Tydzień czy też dwa nie wchodziłam do
kuchni. Jadłam obiadki na wynos, sajgonki od chińczyka, pierogi od babci
i inne smakołyki przywiezione od mamy. Zatęskniłam jednak za zapachem
wydobywającym się z moich garnków i pieca.

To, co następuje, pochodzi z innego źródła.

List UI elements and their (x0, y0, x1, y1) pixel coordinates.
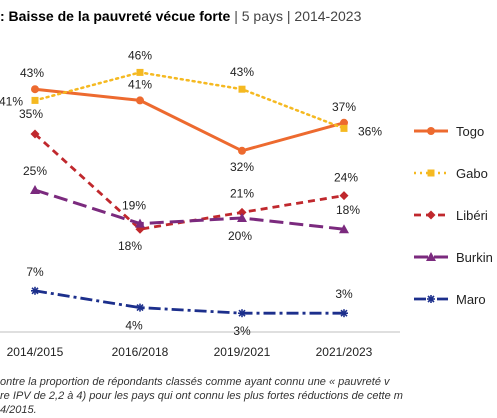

Naoglądałam się programów o Maroko na Kuchni Plus i
wreszcie wiem jak się robi tradycyjny kus-kus :) Panie Marokanki
"masują" mąkę durum z wodą i pod ich palcami tworzą się fantastyczne,
drobniutkie kuleczki. Magia po prostu i lata praktyki. Ja kupiłam gotową
kaszkę i przygotowałam z niej zdrową, pożywną sałatkę.
Składniki:
2 młode cukinie
30 dag pieczarek
pęczek natki pietruszki
2 łyżki oleju
łyżka soku z cytryny
sól i pieprz
Przygotowanie:
Kus-kus przygotować według przepisu na
opakowaniu. Pieczarki opłukać, cukinię pokroić w plastry grubości
centymetra. Poukładać warzywa na blasze, skropić olejem i wstawić do
nagrzanego do 200 stopni piekarnika na około 20 minut. Pomidory suszone
drobno pokroić i poszatkować natkę. Upieczone warzywa pokroić dość grubo
i dodać do kaszy razem z pomidorami i natką. Całość pokropić sokiem z
cytryny, doprawić solą i pieprzem a także podlać odrobiną oleju spod
pomidorów. Wymieszać dokładnie.
Smacznego życzę.
PS
Postanowiłam, że będę podawać producentów
produktów, z których korzystam. Miałam sporo pytań na ten temat.
Zachęcam zatem do klikania w podlinkowane składniki potraw - tam
spojrzeć można na konkretny, użyty przeze mnie produkt.